Pregnancy loss during late gestation can be the result of fetal illness, placental dysfunction, maternal illness, or a combination of these factors. A functional placenta is necessary for a normal development of the fetus. Any insult or disruption of normal anatomy or physiology of the placenta may result in placental insufficiency and abortion. Compromised placental anatomy or function is the most common cause of abortions in late gestational mares. Placental insufficiency may be noninfectious (e.g., twin pregnancy) or infectious. Effective management of twin pregnancies has reduced this cause of abortion, and placentitis has become one of the most common cause of abortion in late gestational mares.

Placentitis: Etiology

The most common route of infection is believed to be ascension through the cervix. An ascending infection may be the result of a failure of the external genital barriers to protect the uterus from bacterial or fungal invasion (e.g., defective perineal conformation, nonfunctional vestibulovaginal fold, or cervical lacerations). The possibility of bacterial contamination entering the uterus at the time of breeding or the presence of a preexisting low-grade endometritis with clinical signs that develop several months later has not been critically investigated. The characteristic location of the lesions away from the cervix in mares with placentitis caused by a Nocardioform actinomycete raises the question of whether the microorganism may enter the uterus before, or at the time of breeding, without causing a clinical problem until later during the pregnancy. Hematogenously spread placentitis occurs but is considered to be less common than an ascending route of infection.

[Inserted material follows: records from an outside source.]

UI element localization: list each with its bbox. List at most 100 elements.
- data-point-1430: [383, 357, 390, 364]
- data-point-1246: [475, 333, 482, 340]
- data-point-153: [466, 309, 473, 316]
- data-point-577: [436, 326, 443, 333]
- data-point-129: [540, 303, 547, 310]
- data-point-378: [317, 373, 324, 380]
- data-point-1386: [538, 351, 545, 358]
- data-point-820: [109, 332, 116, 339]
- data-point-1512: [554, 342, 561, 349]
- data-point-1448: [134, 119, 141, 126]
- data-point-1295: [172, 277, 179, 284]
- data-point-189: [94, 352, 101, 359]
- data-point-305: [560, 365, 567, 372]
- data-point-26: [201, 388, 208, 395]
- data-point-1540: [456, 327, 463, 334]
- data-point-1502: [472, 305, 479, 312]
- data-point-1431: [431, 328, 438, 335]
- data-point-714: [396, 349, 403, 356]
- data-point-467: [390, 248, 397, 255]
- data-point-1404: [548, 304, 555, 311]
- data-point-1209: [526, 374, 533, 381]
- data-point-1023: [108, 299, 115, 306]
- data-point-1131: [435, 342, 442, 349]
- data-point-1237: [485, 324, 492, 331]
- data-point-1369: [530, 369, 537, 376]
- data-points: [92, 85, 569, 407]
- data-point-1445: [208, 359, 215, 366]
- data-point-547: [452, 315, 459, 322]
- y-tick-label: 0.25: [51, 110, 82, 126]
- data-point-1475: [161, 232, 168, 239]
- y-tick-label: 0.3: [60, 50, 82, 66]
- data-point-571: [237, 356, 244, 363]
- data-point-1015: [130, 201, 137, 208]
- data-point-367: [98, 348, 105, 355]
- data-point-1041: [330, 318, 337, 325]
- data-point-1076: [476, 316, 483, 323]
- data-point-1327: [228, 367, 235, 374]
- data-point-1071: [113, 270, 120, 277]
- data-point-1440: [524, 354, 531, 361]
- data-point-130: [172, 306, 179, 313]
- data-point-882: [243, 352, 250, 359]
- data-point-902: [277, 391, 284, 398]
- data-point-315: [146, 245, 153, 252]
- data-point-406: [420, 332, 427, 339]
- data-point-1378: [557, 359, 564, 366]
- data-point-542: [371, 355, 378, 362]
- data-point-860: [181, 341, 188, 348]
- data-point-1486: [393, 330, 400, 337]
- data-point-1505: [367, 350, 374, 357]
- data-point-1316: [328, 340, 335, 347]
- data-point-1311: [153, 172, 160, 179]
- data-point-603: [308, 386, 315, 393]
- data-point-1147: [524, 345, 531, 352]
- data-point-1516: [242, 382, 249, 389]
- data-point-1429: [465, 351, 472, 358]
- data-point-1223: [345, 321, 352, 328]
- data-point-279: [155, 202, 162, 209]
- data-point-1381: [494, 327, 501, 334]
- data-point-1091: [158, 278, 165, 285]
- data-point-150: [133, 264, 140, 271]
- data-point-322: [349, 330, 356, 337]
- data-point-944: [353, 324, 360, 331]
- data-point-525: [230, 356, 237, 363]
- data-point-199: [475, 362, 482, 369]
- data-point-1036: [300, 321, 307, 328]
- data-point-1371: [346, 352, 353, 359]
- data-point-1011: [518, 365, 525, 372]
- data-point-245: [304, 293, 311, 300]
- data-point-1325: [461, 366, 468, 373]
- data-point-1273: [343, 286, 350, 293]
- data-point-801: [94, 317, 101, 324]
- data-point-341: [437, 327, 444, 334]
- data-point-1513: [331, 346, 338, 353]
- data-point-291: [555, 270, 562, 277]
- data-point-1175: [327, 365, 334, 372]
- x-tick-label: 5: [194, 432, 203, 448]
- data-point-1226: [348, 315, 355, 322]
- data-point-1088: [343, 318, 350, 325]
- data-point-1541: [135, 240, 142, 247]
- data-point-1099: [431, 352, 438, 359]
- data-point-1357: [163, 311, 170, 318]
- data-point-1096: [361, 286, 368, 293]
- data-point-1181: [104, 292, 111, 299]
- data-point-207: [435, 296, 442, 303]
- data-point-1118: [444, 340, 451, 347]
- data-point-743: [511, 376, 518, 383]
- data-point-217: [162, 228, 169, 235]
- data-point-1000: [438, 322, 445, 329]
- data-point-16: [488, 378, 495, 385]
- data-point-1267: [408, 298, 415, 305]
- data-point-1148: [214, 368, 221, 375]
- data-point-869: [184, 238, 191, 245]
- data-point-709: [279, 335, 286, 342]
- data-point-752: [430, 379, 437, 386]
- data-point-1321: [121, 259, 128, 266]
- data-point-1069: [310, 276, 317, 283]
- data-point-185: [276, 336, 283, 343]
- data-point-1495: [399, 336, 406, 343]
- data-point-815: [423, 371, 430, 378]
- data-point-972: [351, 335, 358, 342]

The most commonly isolated microorganisms from mares with placentitis are Streptococcus zooepidemicus, Escherichia coli, Pseudomonas aeruginosa, Klebsiella pneumoniae, Nocardioform actinomycete, Aspergillus spp., and Candida organisms. The mechanism of abortion as a result of placentitis is not fully understood, but it most likely involves infection of the fetus, hormonal changes, the release of inflammatory mediators, and deprivation of the fetus of nutrients.

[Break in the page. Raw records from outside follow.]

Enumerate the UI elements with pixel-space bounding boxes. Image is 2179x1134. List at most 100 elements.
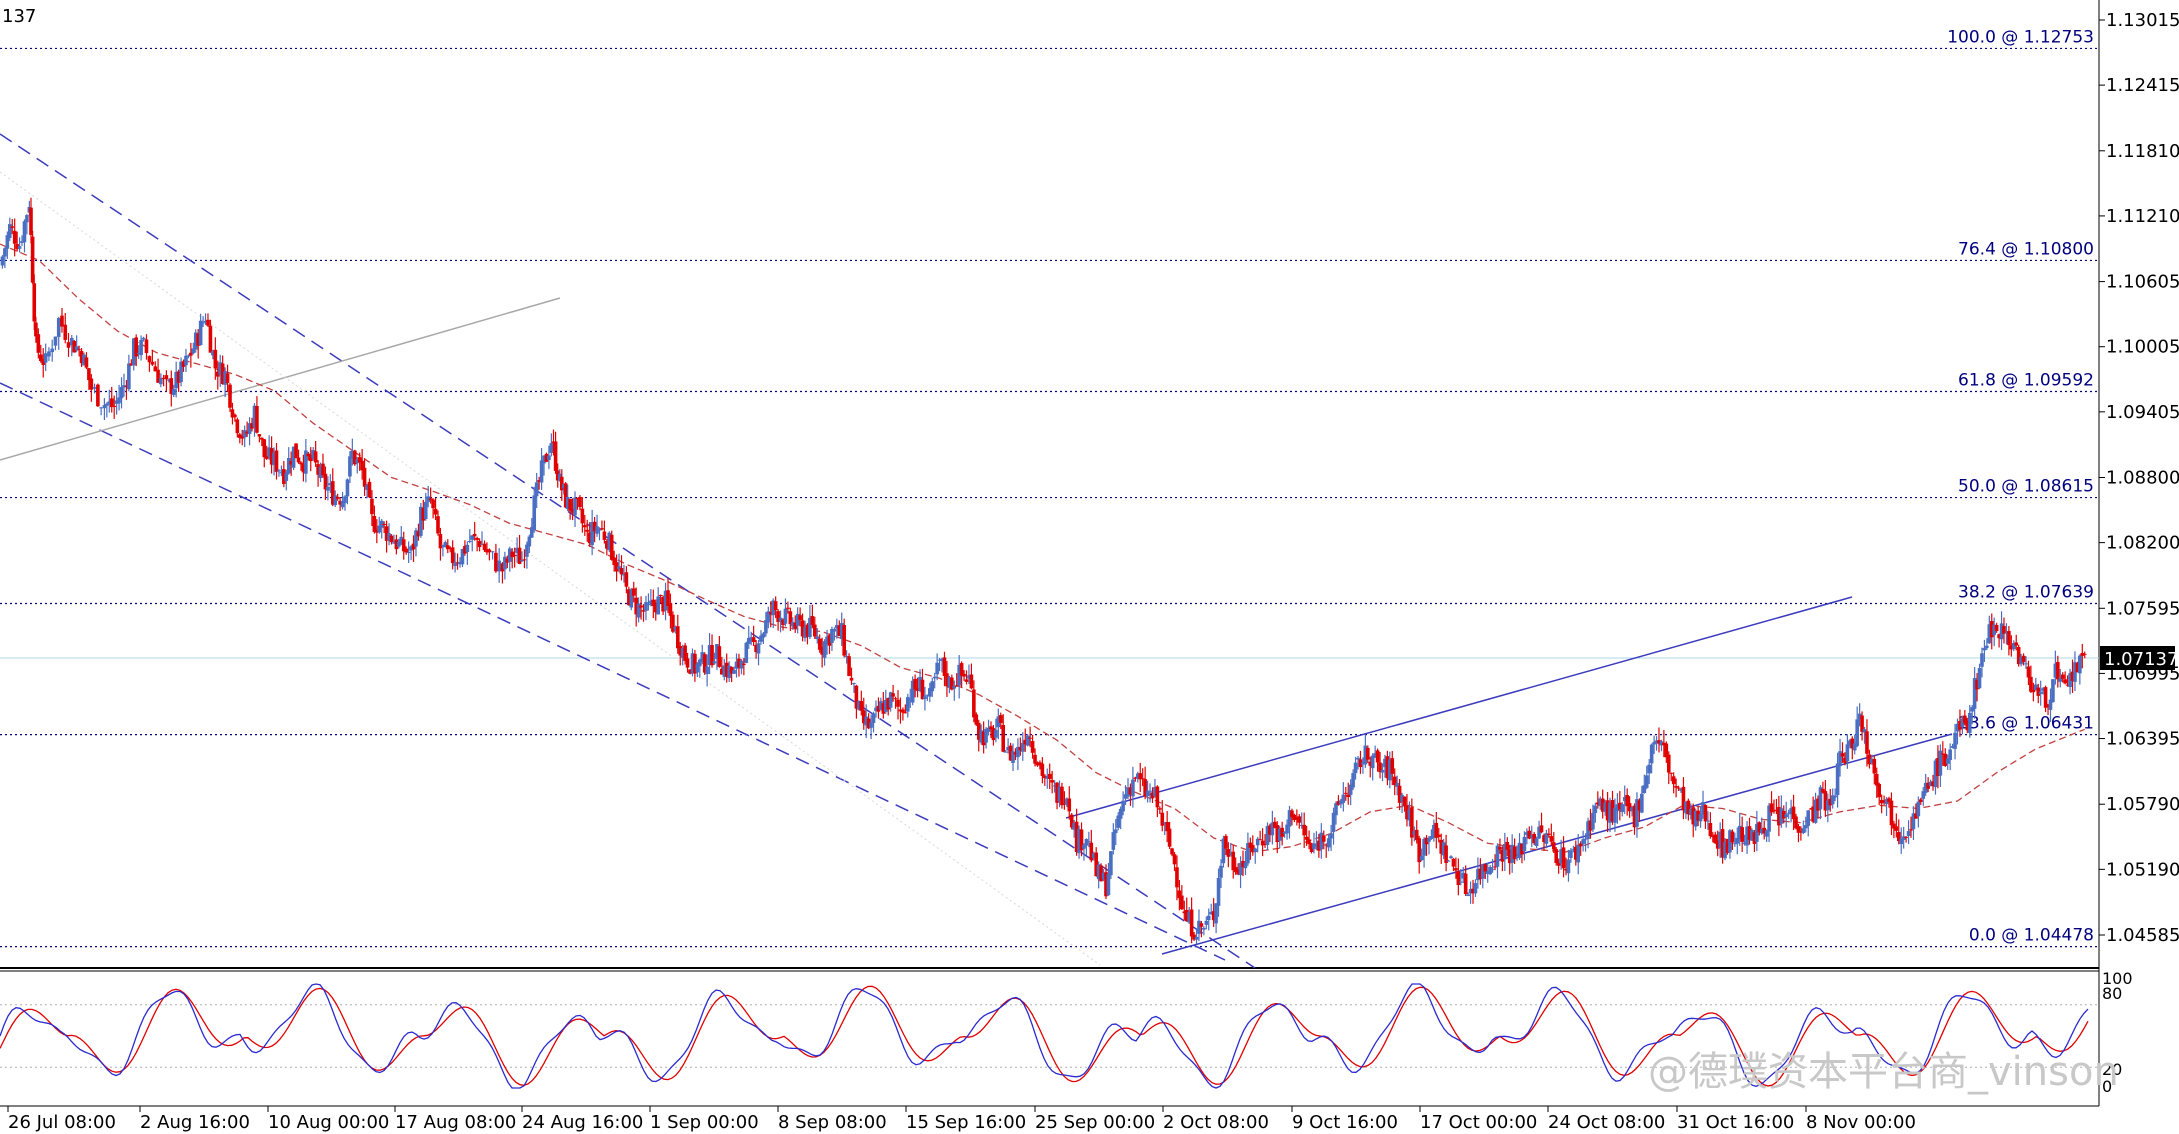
candle-body-bull	[1622, 797, 1627, 802]
candle-body-bull	[1899, 838, 1904, 845]
candle-body-bear	[1233, 867, 1238, 873]
candle-body-bull	[328, 483, 333, 486]
candle-body-bull	[441, 545, 445, 547]
candle-body-bear	[505, 558, 510, 563]
candle-body-bull	[1950, 746, 1955, 748]
candle-body-bear	[294, 443, 298, 458]
candle-body-bear	[208, 325, 213, 353]
candle-body-bull	[20, 241, 24, 243]
candle-body-bull	[1620, 804, 1625, 813]
candle-body-bear	[96, 384, 100, 407]
candle-body-bear	[1816, 798, 1820, 811]
down-channel-upper-line[interactable]	[0, 133, 1256, 969]
candle-body-bear	[1410, 807, 1414, 838]
candle-body-bull	[1786, 812, 1791, 814]
trend-line-grey[interactable]	[0, 297, 561, 461]
candle-body-bull	[918, 676, 922, 692]
candle-body-bear	[1454, 868, 1458, 871]
candle-body-bear	[580, 508, 585, 524]
up-channel-lower-line[interactable]	[1161, 733, 1953, 955]
candle-body-bear	[1799, 831, 1803, 833]
candle-body-bear	[29, 207, 33, 235]
candle-body-bear	[737, 658, 741, 668]
candle-body-bull	[705, 666, 709, 675]
candle-body-bull	[1238, 862, 1243, 876]
candle-body-bear	[893, 698, 898, 700]
candle-body-bull	[1194, 936, 1199, 940]
candle-body-bull	[379, 520, 384, 528]
candle-body-bull	[139, 339, 143, 356]
candle-body-bull	[1121, 800, 1125, 812]
candle-body-bull	[1921, 791, 1926, 799]
candle-body-bull	[1072, 822, 1076, 830]
candle-body-bear	[370, 498, 374, 515]
candle-body-bear	[404, 548, 408, 553]
candle-body-bear	[1304, 836, 1309, 840]
fib-level-label: 23.6 @ 1.06431	[1958, 714, 2094, 734]
candle-body-bear	[1260, 840, 1265, 846]
oscillator-level-label: 100	[2102, 969, 2133, 988]
candle-body-bear	[1551, 842, 1556, 850]
candle-body-bull	[952, 685, 957, 689]
candle-body-bull	[201, 322, 205, 324]
candle-body-bear	[181, 361, 186, 367]
candle-body-bear	[482, 543, 487, 551]
down-channel-lower-line[interactable]	[0, 382, 1226, 961]
candle-body-bear	[1309, 843, 1314, 852]
candle-body-bear	[206, 319, 210, 326]
candle-body-bear	[1302, 824, 1306, 836]
candle-body-bear	[1850, 738, 1855, 749]
candle-body-bull	[490, 551, 495, 553]
time-tick-label: 31 Oct 16:00	[1677, 1112, 1794, 1133]
candle-body-bull	[107, 401, 112, 404]
candle-body-bear	[38, 354, 43, 362]
candle-body-bear	[1471, 888, 1475, 894]
candle-body-bull	[1441, 842, 1446, 856]
candle-body-bear	[394, 539, 399, 550]
candle-body-bear	[592, 521, 597, 532]
candle-body-bear	[1943, 753, 1948, 766]
candle-body-bull	[1446, 860, 1451, 862]
faint-reference-line[interactable]	[0, 171, 1101, 966]
trend-channels[interactable]	[0, 133, 1953, 969]
candle-body-bear	[487, 549, 492, 553]
candle-body-bear	[10, 226, 15, 228]
candle-body-bull	[1331, 812, 1336, 832]
candle-body-bull	[247, 423, 252, 435]
candle-body-bull	[871, 713, 876, 723]
candle-body-bear	[773, 601, 778, 611]
candle-body-bull	[1326, 838, 1331, 848]
candle-body-bull	[0, 256, 5, 266]
candle-body-bull	[1750, 830, 1754, 841]
candle-body-bull	[1901, 836, 1906, 840]
candle-body-bear	[837, 625, 842, 636]
fibonacci-retracement[interactable]: 100.0 @ 1.12753 76.4 @ 1.10800 61.8 @ 1.09…	[0, 27, 2099, 948]
candle-body-bull	[1319, 832, 1324, 850]
candle-body-bull	[1945, 758, 1950, 764]
candle-body-bull	[423, 501, 428, 520]
candle-body-bear	[1099, 865, 1103, 882]
candle-body-bear	[1561, 847, 1566, 869]
candle-body-bear	[976, 722, 981, 740]
up-channel-upper-line[interactable]	[1065, 596, 1853, 819]
candle-body-bull	[279, 472, 284, 474]
candle-body-bull	[698, 659, 702, 667]
candle-body-bull	[1329, 833, 1333, 839]
current-price-tag	[2100, 646, 2175, 671]
candle-body-bear	[800, 620, 805, 637]
candle-body-bull	[940, 658, 944, 662]
candle-body-bear	[255, 405, 259, 433]
candle-body-bear	[445, 545, 450, 550]
candle-body-bear	[827, 635, 832, 646]
candle-body-bear	[671, 614, 675, 632]
candle-body-bear	[962, 673, 966, 677]
candle-body-bear	[1224, 835, 1228, 849]
candle-body-bull	[1510, 844, 1514, 863]
candle-body-bear	[602, 531, 607, 540]
candle-body-bull	[1835, 763, 1840, 795]
candle-body-bear	[1772, 810, 1776, 812]
candle-body-bull	[790, 622, 795, 627]
candle-body-bear	[898, 709, 903, 712]
candle-body-bear	[1889, 800, 1894, 826]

Placentitis: Clinical Signs and Diagnosis

Placentitis: Treatment And Prevention

Treatment of mares with placentitis should focus on elimination of the infectious agents, reduction of the inflammatory response, and reduction of the increased myometrial contractility in response to the ongoing inflammation. No controlled studies have been reported on the efficacy of treatments for mares with placentitis, and the following recommendations are based on clinical experience and extrapolation from other species.

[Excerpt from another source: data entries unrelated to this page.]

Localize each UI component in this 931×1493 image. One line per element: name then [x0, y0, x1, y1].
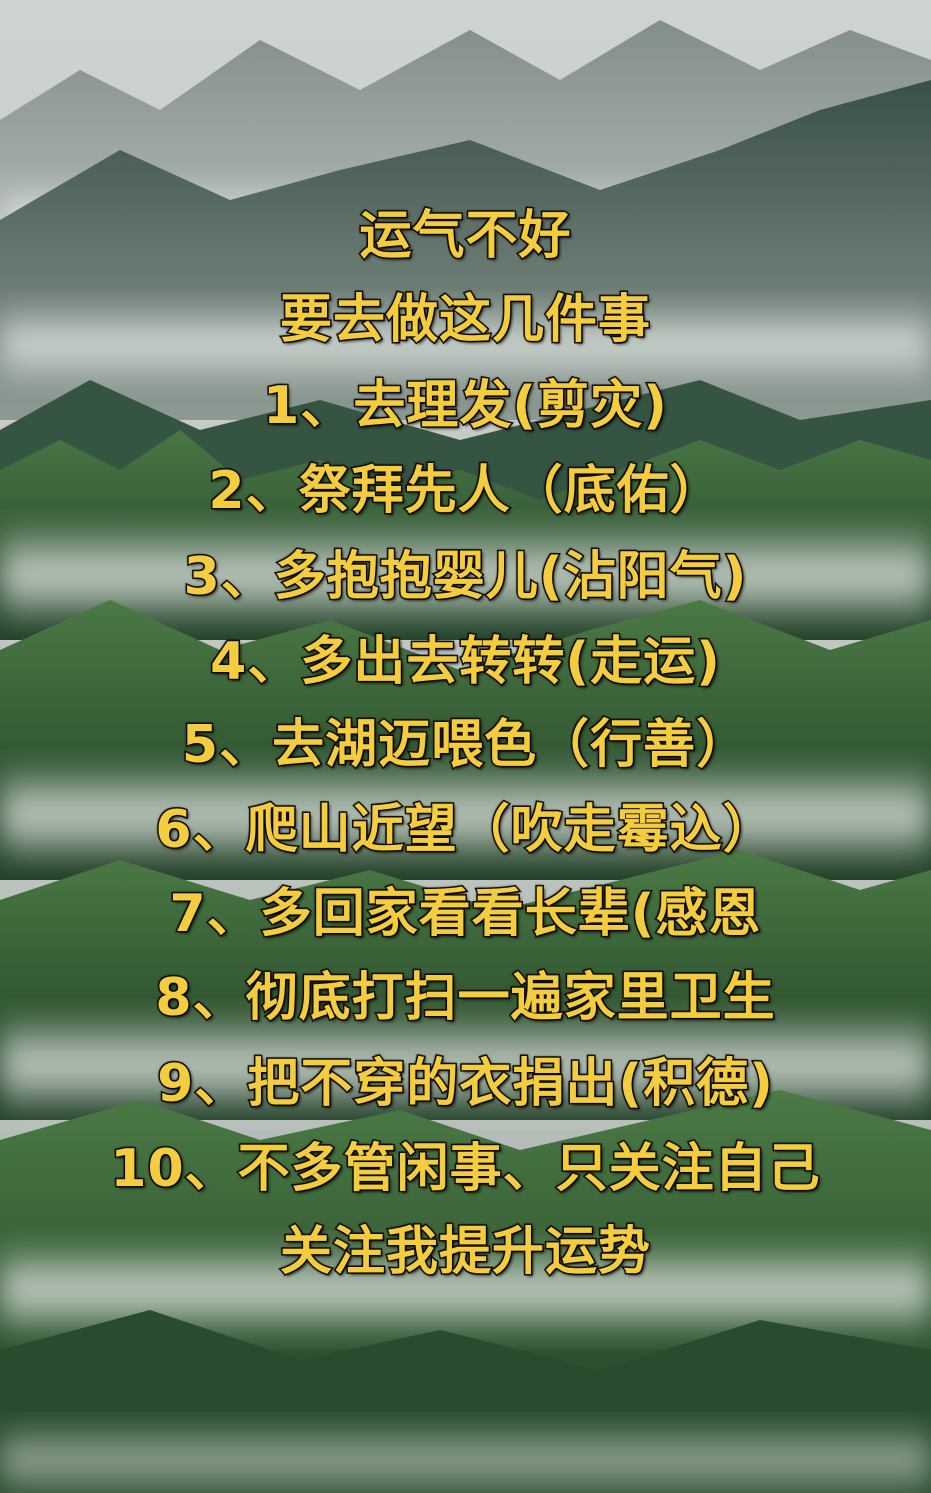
- list-item-1: 1、去理发(剪灾): [262, 375, 669, 438]
- list-item-2: 2、祭拜先人（底佑）: [207, 460, 723, 523]
- list-item-4: 4、多出去转转(走运): [209, 631, 722, 694]
- list-item-7: 7、多回家看看长辈(感恩: [168, 883, 762, 946]
- list-item-9: 9、把不穿的衣捐出(积德): [156, 1053, 775, 1116]
- list-item-8: 8、彻底打扫一遍家里卫生: [154, 967, 776, 1030]
- list-item-10: 10、不多管闲事、只关注自己: [109, 1138, 821, 1201]
- title-line-2: 要去做这几件事: [278, 289, 651, 352]
- title-line-1: 运气不好: [358, 205, 572, 268]
- call-to-action-line: 关注我提升运势: [278, 1221, 651, 1284]
- list-item-5: 5、去湖迈喂色（行善）: [180, 714, 750, 777]
- list-item-6: 6、爬山近望（吹走霉込）: [154, 799, 776, 862]
- list-item-3: 3、多抱抱婴儿(沾阳气): [182, 546, 748, 609]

Urine pooling, cervical lesions, and poor perineal conformation should be corrected to prevent an ascending route of infection during pregnancy. Mares with abnormal placental findings on ultrasonographic examination or clinical signs of placentitis should be treated with broad-spectrum antibiotics, antiinflammatories (flunixin meglumine, 1.1 mg/kg ql2h; or phenylbutazone, 4 mg/kg ql2h), and tocolytics (altrenogest, 0.088 mg/kg q24h; or clenbuterol, 0.8 μg/kg ql2h). Pentoxifylline (7.5 mg/kg PO ql2h) is thought to increase oxygenation of the placenta through an increased deformability of red blood cells. A bacterial culture should be obtained in mares with vaginal discharge for isolation of a causative agent and sensitivity to antibiotics. After foaling or abortion, the uterus of the mare should be cultured and the mare should be treated for endometritis if the culture is positive.

Mares have been reported to deliver normally developed foals several weeks or even months after successful treatment of placentitis. No current diagnostic method exists, however, to predict how the compromised uterine environment in a mare with placentitis will affect the development of her fetus in individual cases.